Quelques mois après avoir cédé Italdesign, le groupe Volkswagen pourrait-il se séparer d’autres joyaux italiens ? L’idée semblait encore inimaginable il y a quelques années. Pourtant, selon plusieurs informations relayées par le Financial Times, les noms de Lamborghini et Ducati circuleraient de nouveau en interne parmi les actifs susceptibles d’être valorisés ou cédés afin de financer la profonde transformation du constructeur allemand.
Pour l’Italie automobile, le symbole serait immense. Après le studio de design qui a donné naissance à la Fiat Panda, à la Lancia Delta ou encore à la Volkswagen Golf, ce sont désormais deux des marques les plus emblématiques du « made in Italy » qui se retrouvent au cœur des spéculations.
Après Italdesign, une nouvelle page pourrait s’ouvrir
Au printemps dernier, Volkswagen avait déjà surpris en cédant la majorité d’Italdesign à la multinationale indienne UST. Officiellement, rien ne devait changer : le siège restait à Turin, les équipes conservées et l’identité italienne préservée. Mais cette vente a également montré que le groupe allemand n’hésitait plus à réorganiser son portefeuille d’activités pour financer sa transformation.

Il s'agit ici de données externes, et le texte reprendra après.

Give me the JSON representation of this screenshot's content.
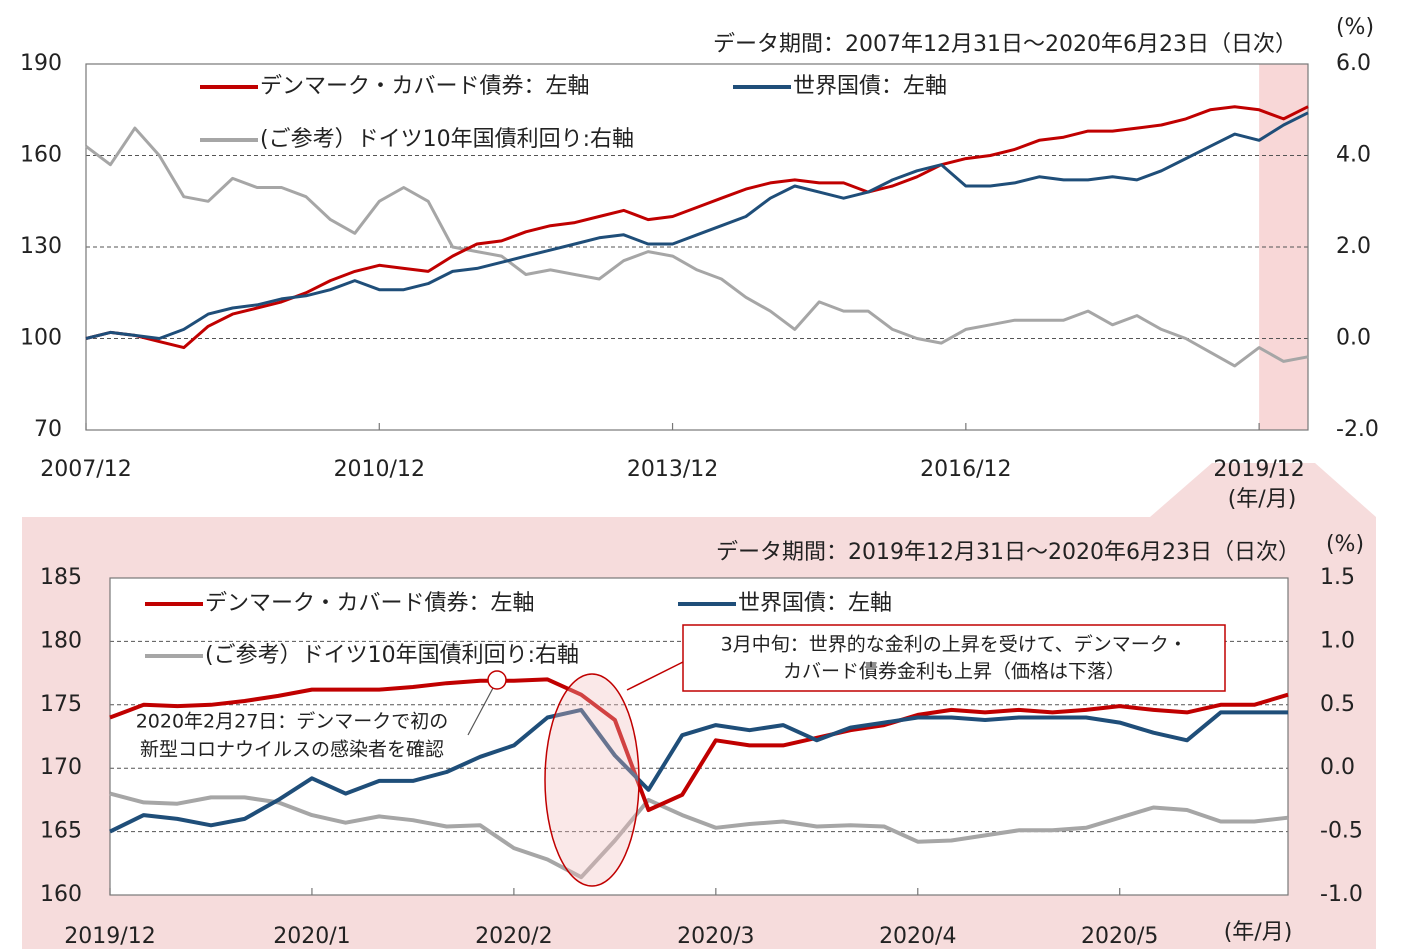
{
  "chart_data": [
    {
      "type": "line",
      "period_note": "データ期間：2007年12月31日～2020年6月23日（日次）",
      "y2_unit": "(%)",
      "x_unit": "(年/月)",
      "x": [
        "2007/12",
        "2008/03",
        "2008/06",
        "2008/09",
        "2008/12",
        "2009/03",
        "2009/06",
        "2009/09",
        "2009/12",
        "2010/03",
        "2010/06",
        "2010/09",
        "2010/12",
        "2011/03",
        "2011/06",
        "2011/09",
        "2011/12",
        "2012/03",
        "2012/06",
        "2012/09",
        "2012/12",
        "2013/03",
        "2013/06",
        "2013/09",
        "2013/12",
        "2014/03",
        "2014/06",
        "2014/09",
        "2014/12",
        "2015/03",
        "2015/06",
        "2015/09",
        "2015/12",
        "2016/03",
        "2016/06",
        "2016/09",
        "2016/12",
        "2017/03",
        "2017/06",
        "2017/09",
        "2017/12",
        "2018/03",
        "2018/06",
        "2018/09",
        "2018/12",
        "2019/03",
        "2019/06",
        "2019/09",
        "2019/12",
        "2020/03",
        "2020/06"
      ],
      "xlim": [
        "2007/12",
        "2020/06"
      ],
      "xticks": [
        "2007/12",
        "2010/12",
        "2013/12",
        "2016/12",
        "2019/12"
      ],
      "highlight": [
        "2019/12",
        "2020/06"
      ],
      "ylim": [
        70,
        190
      ],
      "yticks": [
        70,
        100,
        130,
        160,
        190
      ],
      "y2lim": [
        -2,
        6
      ],
      "y2ticks": [
        {
          "value": -2,
          "label": "-2.0"
        },
        {
          "value": 0,
          "label": "0.0"
        },
        {
          "value": 2,
          "label": "2.0"
        },
        {
          "value": 4,
          "label": "4.0"
        },
        {
          "value": 6,
          "label": "6.0"
        }
      ],
      "grid": true,
      "series": [
        {
          "name": "デンマーク・カバード債券：左軸",
          "color": "#c00000",
          "values": [
            100,
            102,
            101,
            99,
            97,
            104,
            108,
            110,
            112,
            115,
            119,
            122,
            124,
            123,
            122,
            127,
            131,
            132,
            135,
            137,
            138,
            140,
            142,
            139,
            140,
            143,
            146,
            149,
            151,
            152,
            151,
            151,
            148,
            150,
            153,
            157,
            159,
            160,
            162,
            165,
            166,
            168,
            168,
            169,
            170,
            172,
            175,
            176,
            175,
            172,
            176
          ]
        },
        {
          "name": "世界国債：左軸",
          "color": "#1f4e79",
          "values": [
            100,
            102,
            101,
            100,
            103,
            108,
            110,
            111,
            113,
            114,
            116,
            119,
            116,
            116,
            118,
            122,
            123,
            125,
            127,
            129,
            131,
            133,
            134,
            131,
            131,
            134,
            137,
            140,
            146,
            150,
            148,
            146,
            148,
            152,
            155,
            157,
            150,
            150,
            151,
            153,
            152,
            152,
            153,
            152,
            155,
            159,
            163,
            167,
            165,
            170,
            174
          ]
        },
        {
          "name": "(ご参考）ドイツ10年国債利回り:右軸",
          "color": "#a6a6a6",
          "axis": "y2",
          "values": [
            4.2,
            3.8,
            4.6,
            4.0,
            3.1,
            3.0,
            3.5,
            3.3,
            3.3,
            3.1,
            2.6,
            2.3,
            3.0,
            3.3,
            3.0,
            2.0,
            1.9,
            1.8,
            1.4,
            1.5,
            1.4,
            1.3,
            1.7,
            1.9,
            1.8,
            1.5,
            1.3,
            0.9,
            0.6,
            0.2,
            0.8,
            0.6,
            0.6,
            0.2,
            0.0,
            -0.1,
            0.2,
            0.3,
            0.4,
            0.4,
            0.4,
            0.6,
            0.3,
            0.5,
            0.2,
            0.0,
            -0.3,
            -0.6,
            -0.2,
            -0.5,
            -0.4
          ]
        }
      ]
    },
    {
      "type": "line",
      "period_note": "データ期間：2019年12月31日～2020年6月23日（日次）",
      "y2_unit": "(%)",
      "x_unit": "(年/月)",
      "categories": [
        "2019/12",
        null,
        null,
        null,
        null,
        null,
        "2020/1",
        null,
        null,
        null,
        null,
        null,
        "2020/2",
        null,
        null,
        null,
        null,
        null,
        "2020/3",
        null,
        null,
        null,
        null,
        null,
        "2020/4",
        null,
        null,
        null,
        null,
        null,
        "2020/5",
        null,
        null,
        null,
        null,
        null
      ],
      "ylim": [
        160,
        185
      ],
      "yticks": [
        160,
        165,
        170,
        175,
        180,
        185
      ],
      "y2lim": [
        -1,
        1.5
      ],
      "y2ticks": [
        {
          "value": -1,
          "label": "-1.0"
        },
        {
          "value": -0.5,
          "label": "-0.5"
        },
        {
          "value": 0,
          "label": "0.0"
        },
        {
          "value": 0.5,
          "label": "0.5"
        },
        {
          "value": 1,
          "label": "1.0"
        },
        {
          "value": 1.5,
          "label": "1.5"
        }
      ],
      "grid": true,
      "series": [
        {
          "name": "デンマーク・カバード債券：左軸",
          "color": "#c00000",
          "values": [
            174.0,
            175.0,
            174.9,
            175.0,
            175.3,
            175.7,
            176.2,
            176.2,
            176.2,
            176.4,
            176.7,
            176.9,
            176.9,
            177.0,
            175.8,
            173.8,
            166.7,
            167.9,
            172.2,
            171.8,
            171.8,
            172.4,
            173.0,
            173.4,
            174.2,
            174.6,
            174.4,
            174.6,
            174.4,
            174.6,
            174.9,
            174.6,
            174.4,
            175.0,
            175.0,
            175.8
          ]
        },
        {
          "name": "世界国債：左軸",
          "color": "#1f4e79",
          "values": [
            165.0,
            166.3,
            166.0,
            165.5,
            166.0,
            167.5,
            169.2,
            168.0,
            169.0,
            169.0,
            169.7,
            170.9,
            171.8,
            174.0,
            174.6,
            171.0,
            168.3,
            172.6,
            173.4,
            173.0,
            173.4,
            172.2,
            173.2,
            173.6,
            174.0,
            174.0,
            173.8,
            174.0,
            174.0,
            174.0,
            173.6,
            172.8,
            172.2,
            174.4,
            174.4,
            174.4
          ]
        },
        {
          "name": "(ご参考）ドイツ10年国債利回り:右軸",
          "color": "#a6a6a6",
          "axis": "y2",
          "values": [
            -0.2,
            -0.27,
            -0.28,
            -0.23,
            -0.23,
            -0.27,
            -0.37,
            -0.43,
            -0.38,
            -0.41,
            -0.46,
            -0.45,
            -0.63,
            -0.72,
            -0.86,
            -0.57,
            -0.25,
            -0.37,
            -0.47,
            -0.44,
            -0.42,
            -0.46,
            -0.45,
            -0.46,
            -0.58,
            -0.57,
            -0.53,
            -0.49,
            -0.49,
            -0.47,
            -0.39,
            -0.31,
            -0.33,
            -0.42,
            -0.42,
            -0.39
          ]
        }
      ],
      "annotations": [
        {
          "lines": [
            "3月中旬：世界的な金利の上昇を受けて、デンマーク・",
            "カバード債券金利も上昇（価格は下落）"
          ]
        },
        {
          "lines": [
            "2020年2月27日：デンマークで初の",
            "新型コロナウイルスの感染者を確認"
          ]
        }
      ]
    }
  ]
}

Aujourd’hui, la situation est beaucoup plus tendue. Volkswagen prépare un vaste plan de restructuration qui pourrait entraîner jusqu’à 100 000 suppressions de postes et la fermeture de plusieurs usines allemandes. Dans le même temps, le constructeur doit continuer à investir des dizaines de milliards d’euros dans l’électrique, les batteries, les logiciels et la conduite autonome.
La récente vente de 51 % d’Everllence, spécialisée dans les moteurs marins et industriels, a déjà rapporté environ 7,4 milliards d’euros. Mais selon les analystes, une grande partie de cette somme pourrait être absorbée par les coûts de restructuration.

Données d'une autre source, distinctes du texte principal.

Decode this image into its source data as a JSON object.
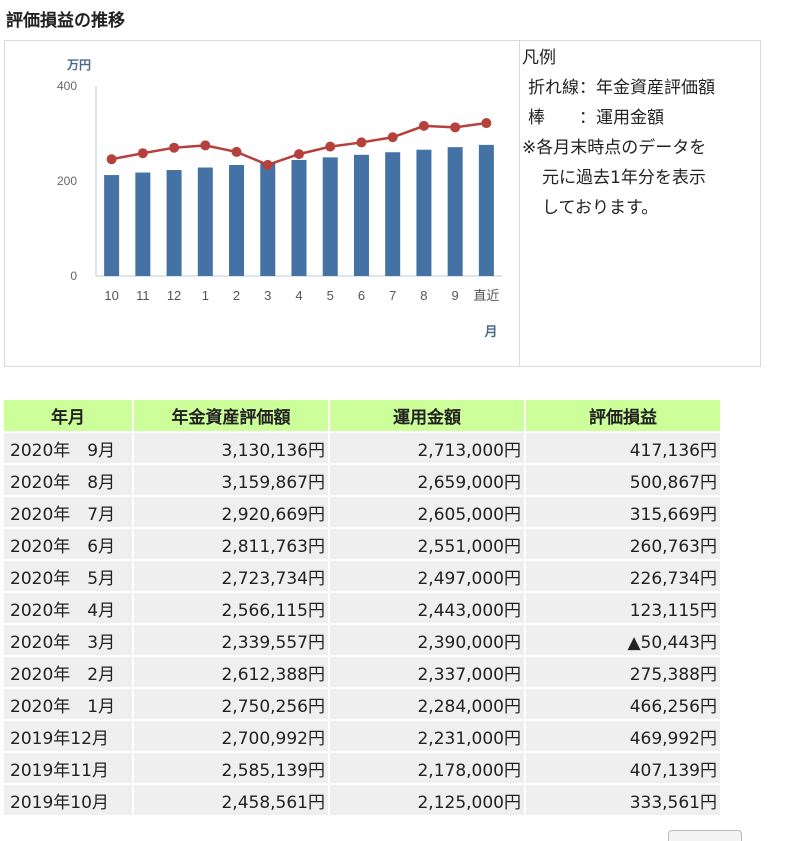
{
  "page_title": "評価損益の推移",
  "legend": {
    "heading": "凡例",
    "line_label": "折れ線：年金資産評価額",
    "bar_label": "棒　　：運用金額",
    "note_lines": [
      "※各月末時点のデータを",
      "元に過去1年分を表示",
      "しております。"
    ]
  },
  "chart_data": {
    "type": "bar",
    "unit_label": "万円",
    "xlabel": "月",
    "categories": [
      "10",
      "11",
      "12",
      "1",
      "2",
      "3",
      "4",
      "5",
      "6",
      "7",
      "8",
      "9",
      "直近"
    ],
    "ylim": [
      0,
      400
    ],
    "yticks": [
      "0",
      "200",
      "400"
    ],
    "grid": false,
    "series": [
      {
        "type": "bar",
        "color": "#4472a4",
        "values": [
          212.5,
          217.8,
          223.1,
          228.4,
          233.7,
          239.0,
          244.3,
          249.7,
          255.1,
          260.5,
          265.9,
          271.3,
          276.0
        ]
      },
      {
        "type": "line",
        "color": "#b5403c",
        "values": [
          245.9,
          258.5,
          270.1,
          275.0,
          261.2,
          234.0,
          256.6,
          272.4,
          281.2,
          292.1,
          316.0,
          313.0,
          322.0
        ]
      }
    ]
  },
  "table": {
    "headers": [
      "年月",
      "年金資産評価額",
      "運用金額",
      "評価損益"
    ],
    "rows": [
      [
        "2020年　9月",
        "3,130,136円",
        "2,713,000円",
        "417,136円"
      ],
      [
        "2020年　8月",
        "3,159,867円",
        "2,659,000円",
        "500,867円"
      ],
      [
        "2020年　7月",
        "2,920,669円",
        "2,605,000円",
        "315,669円"
      ],
      [
        "2020年　6月",
        "2,811,763円",
        "2,551,000円",
        "260,763円"
      ],
      [
        "2020年　5月",
        "2,723,734円",
        "2,497,000円",
        "226,734円"
      ],
      [
        "2020年　4月",
        "2,566,115円",
        "2,443,000円",
        "123,115円"
      ],
      [
        "2020年　3月",
        "2,339,557円",
        "2,390,000円",
        "▲50,443円"
      ],
      [
        "2020年　2月",
        "2,612,388円",
        "2,337,000円",
        "275,388円"
      ],
      [
        "2020年　1月",
        "2,750,256円",
        "2,284,000円",
        "466,256円"
      ],
      [
        "2019年12月",
        "2,700,992円",
        "2,231,000円",
        "469,992円"
      ],
      [
        "2019年11月",
        "2,585,139円",
        "2,178,000円",
        "407,139円"
      ],
      [
        "2019年10月",
        "2,458,561円",
        "2,125,000円",
        "333,561円"
      ]
    ]
  }
}
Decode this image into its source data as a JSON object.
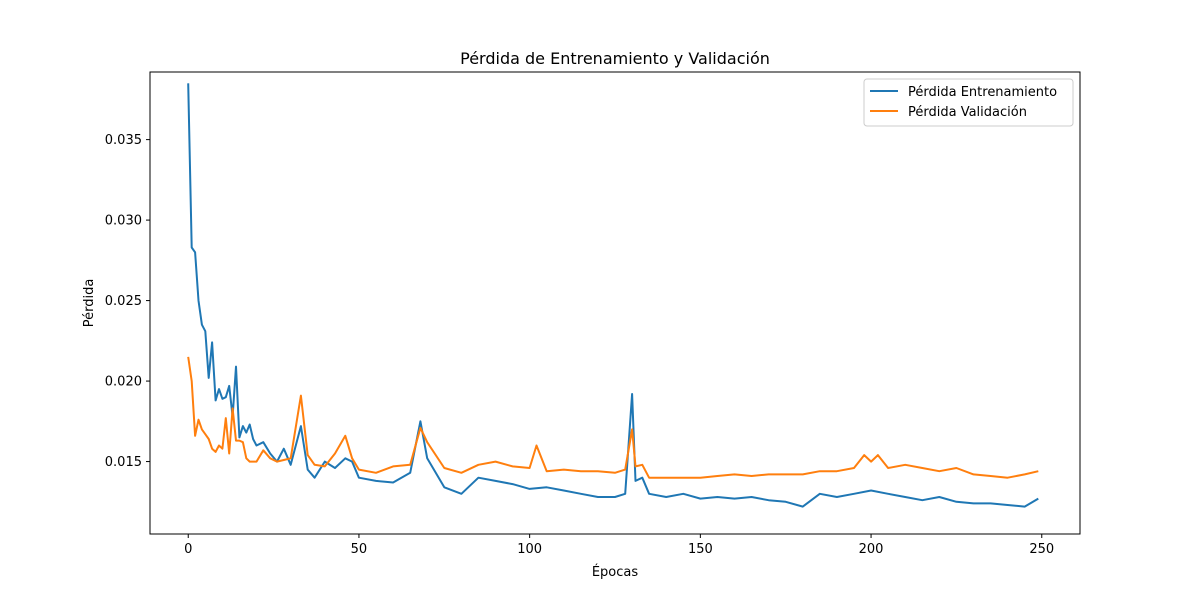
{
  "chart_data": {
    "type": "line",
    "title": "Pérdida de Entrenamiento y Validación",
    "xlabel": "Épocas",
    "ylabel": "Pérdida",
    "xlim": [
      -11.2,
      261.2
    ],
    "ylim": [
      0.0105,
      0.0392
    ],
    "xticks": [
      0,
      50,
      100,
      150,
      200,
      250
    ],
    "yticks": [
      0.015,
      0.02,
      0.025,
      0.03,
      0.035
    ],
    "ytick_labels": [
      "0.015",
      "0.020",
      "0.025",
      "0.030",
      "0.035"
    ],
    "grid": false,
    "legend_position": "top-right",
    "series": [
      {
        "name": "Pérdida Entrenamiento",
        "color": "#1f77b4",
        "x": [
          0,
          1,
          2,
          3,
          4,
          5,
          6,
          7,
          8,
          9,
          10,
          11,
          12,
          13,
          14,
          15,
          16,
          17,
          18,
          19,
          20,
          22,
          24,
          26,
          28,
          30,
          33,
          35,
          37,
          40,
          43,
          46,
          48,
          50,
          55,
          60,
          65,
          68,
          70,
          75,
          80,
          85,
          90,
          95,
          100,
          105,
          110,
          115,
          120,
          125,
          128,
          130,
          131,
          133,
          135,
          140,
          145,
          150,
          155,
          160,
          165,
          170,
          175,
          180,
          185,
          190,
          195,
          200,
          205,
          210,
          215,
          220,
          225,
          230,
          235,
          240,
          245,
          249
        ],
        "y": [
          0.0385,
          0.0283,
          0.028,
          0.025,
          0.0235,
          0.0231,
          0.0202,
          0.0224,
          0.0188,
          0.0195,
          0.0189,
          0.019,
          0.0197,
          0.0178,
          0.0209,
          0.0165,
          0.0172,
          0.0168,
          0.0173,
          0.0164,
          0.016,
          0.0162,
          0.0155,
          0.015,
          0.0158,
          0.0148,
          0.0172,
          0.0145,
          0.014,
          0.015,
          0.0146,
          0.0152,
          0.015,
          0.014,
          0.0138,
          0.0137,
          0.0143,
          0.0175,
          0.0152,
          0.0134,
          0.013,
          0.014,
          0.0138,
          0.0136,
          0.0133,
          0.0134,
          0.0132,
          0.013,
          0.0128,
          0.0128,
          0.013,
          0.0192,
          0.0138,
          0.014,
          0.013,
          0.0128,
          0.013,
          0.0127,
          0.0128,
          0.0127,
          0.0128,
          0.0126,
          0.0125,
          0.0122,
          0.013,
          0.0128,
          0.013,
          0.0132,
          0.013,
          0.0128,
          0.0126,
          0.0128,
          0.0125,
          0.0124,
          0.0124,
          0.0123,
          0.0122,
          0.0127
        ]
      },
      {
        "name": "Pérdida Validación",
        "color": "#ff7f0e",
        "x": [
          0,
          1,
          2,
          3,
          4,
          5,
          6,
          7,
          8,
          9,
          10,
          11,
          12,
          13,
          14,
          15,
          16,
          17,
          18,
          20,
          22,
          24,
          26,
          28,
          30,
          33,
          35,
          37,
          40,
          43,
          46,
          48,
          50,
          55,
          60,
          65,
          68,
          70,
          75,
          80,
          85,
          90,
          95,
          100,
          102,
          105,
          110,
          115,
          120,
          125,
          128,
          130,
          131,
          133,
          135,
          140,
          145,
          150,
          155,
          160,
          165,
          170,
          175,
          180,
          185,
          190,
          195,
          198,
          200,
          202,
          205,
          210,
          215,
          220,
          225,
          230,
          235,
          240,
          245,
          249
        ],
        "y": [
          0.0215,
          0.02,
          0.0166,
          0.0176,
          0.017,
          0.0167,
          0.0164,
          0.0158,
          0.0156,
          0.016,
          0.0158,
          0.0177,
          0.0155,
          0.0183,
          0.0163,
          0.0163,
          0.0162,
          0.0152,
          0.015,
          0.015,
          0.0157,
          0.0152,
          0.015,
          0.0151,
          0.0152,
          0.0191,
          0.0154,
          0.0148,
          0.0147,
          0.0155,
          0.0166,
          0.0152,
          0.0145,
          0.0143,
          0.0147,
          0.0148,
          0.0171,
          0.0162,
          0.0146,
          0.0143,
          0.0148,
          0.015,
          0.0147,
          0.0146,
          0.016,
          0.0144,
          0.0145,
          0.0144,
          0.0144,
          0.0143,
          0.0145,
          0.017,
          0.0147,
          0.0148,
          0.014,
          0.014,
          0.014,
          0.014,
          0.0141,
          0.0142,
          0.0141,
          0.0142,
          0.0142,
          0.0142,
          0.0144,
          0.0144,
          0.0146,
          0.0154,
          0.015,
          0.0154,
          0.0146,
          0.0148,
          0.0146,
          0.0144,
          0.0146,
          0.0142,
          0.0141,
          0.014,
          0.0142,
          0.0144
        ]
      }
    ]
  }
}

Lamborghini et Ducati reviennent dans les discussions
Plusieurs actifs du groupe refont surface dans les scénarios étudiés par les analystes et les conseillers financiers. Parmi eux figurent évidemment Lamborghini et Ducati, deux marques italiennes particulièrement rentables. La première réalise des marges parmi les plus élevées de l’industrie automobile, tandis que le constructeur de motos de Bologne bénéficie d’une image extrêmement forte et d’une clientèle fidèle.

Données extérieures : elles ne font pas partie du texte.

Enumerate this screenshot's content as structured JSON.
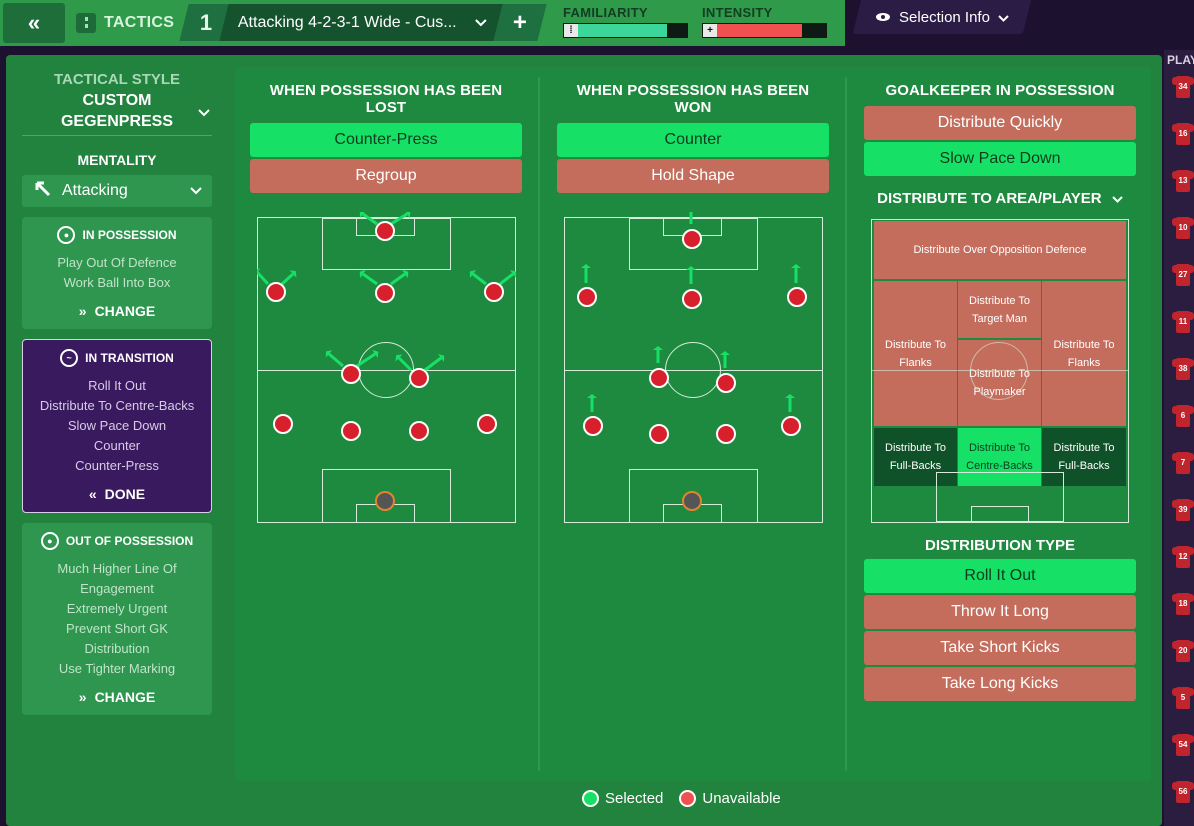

Pour Lamborghini, certains évoquent depuis plusieurs années l’hypothèse d’une introduction en Bourse séparée. L’idée permettrait au groupe Volkswagen de dégager des liquidités tout en conservant éventuellement une partie du capital. Ducati, de son côté, a déjà failli changer de propriétaire.
Ducati avait déjà été mise en vente
Pour rappel, en 2017, Volkswagen avait lancé un processus de vente de Ducati afin de financer son virage vers l’électrification après le Dieselgate. Plusieurs candidats s’étaient positionnés, parmi lesquels Investindustrial, Bain Capital ou encore la famille Benetton. Les offres évoquées tournaient autour de 1,5 milliard d’euros. Mais le projet avait finalement été gelé. Les syndicats allemands, qui disposent d’un poids important au sein du conseil de surveillance de Volkswagen, s’étaient opposés à la vente. Des divergences existaient également entre Volkswagen et Audi, qui contrôle Ducati depuis 2012.
Neuf ans plus tard, le contexte est très différent. La pression chinoise s’est fortement accentuée, les investissements dans l’électrique explosent et l’action Volkswagen a fortement reculé depuis l’arrivée d’Oliver Blume à la tête du groupe.
Une hypothèse encore loin d’être actée
À ce stade, aucune décision n’a été prise et Volkswagen n’a confirmé aucun projet de cession. D’autres pistes sont également étudiées, notamment l’ouverture du capital de certaines activités liées aux batteries, aux logiciels ou à la conduite autonome.
Mais le simple fait que Lamborghini et Ducati reviennent régulièrement dans les discussions illustre l’ampleur des défis auxquels fait face le premier constructeur européen. Après Italdesign, l’idée de voir un jour Lamborghini ou Ducati quitter l’orbite de Volkswagen n’appartient désormais plus totalement au domaine de l’impensable.
They need cash, it’s existential, so it makes perfect sense. Although I would guess that with the competition also looking for cash, it would make more sense to IPO both brands
A suivre de près. Après tout Bugatti n’est plus dans le giron de VAG depuis quelques années et semble bien se porter (l’usine s’agrandie même).
Ce qui se passe pour VW n’est pas tant différent de ce qu’il se passe pour les groupes Renault, Stellantis, Ford, Nissan, etc.
Certains l’oublient… volontairement ?
Mais, depuis 2020, l’automobile mondiale ne va pas bien !
C’est une forte régression constatée partout, 9 fois sur 10.
Ja, endlich, bitte! Besser tot als VW.
Dummschwätzer
Pas que car Bentley est aussi sur la liste.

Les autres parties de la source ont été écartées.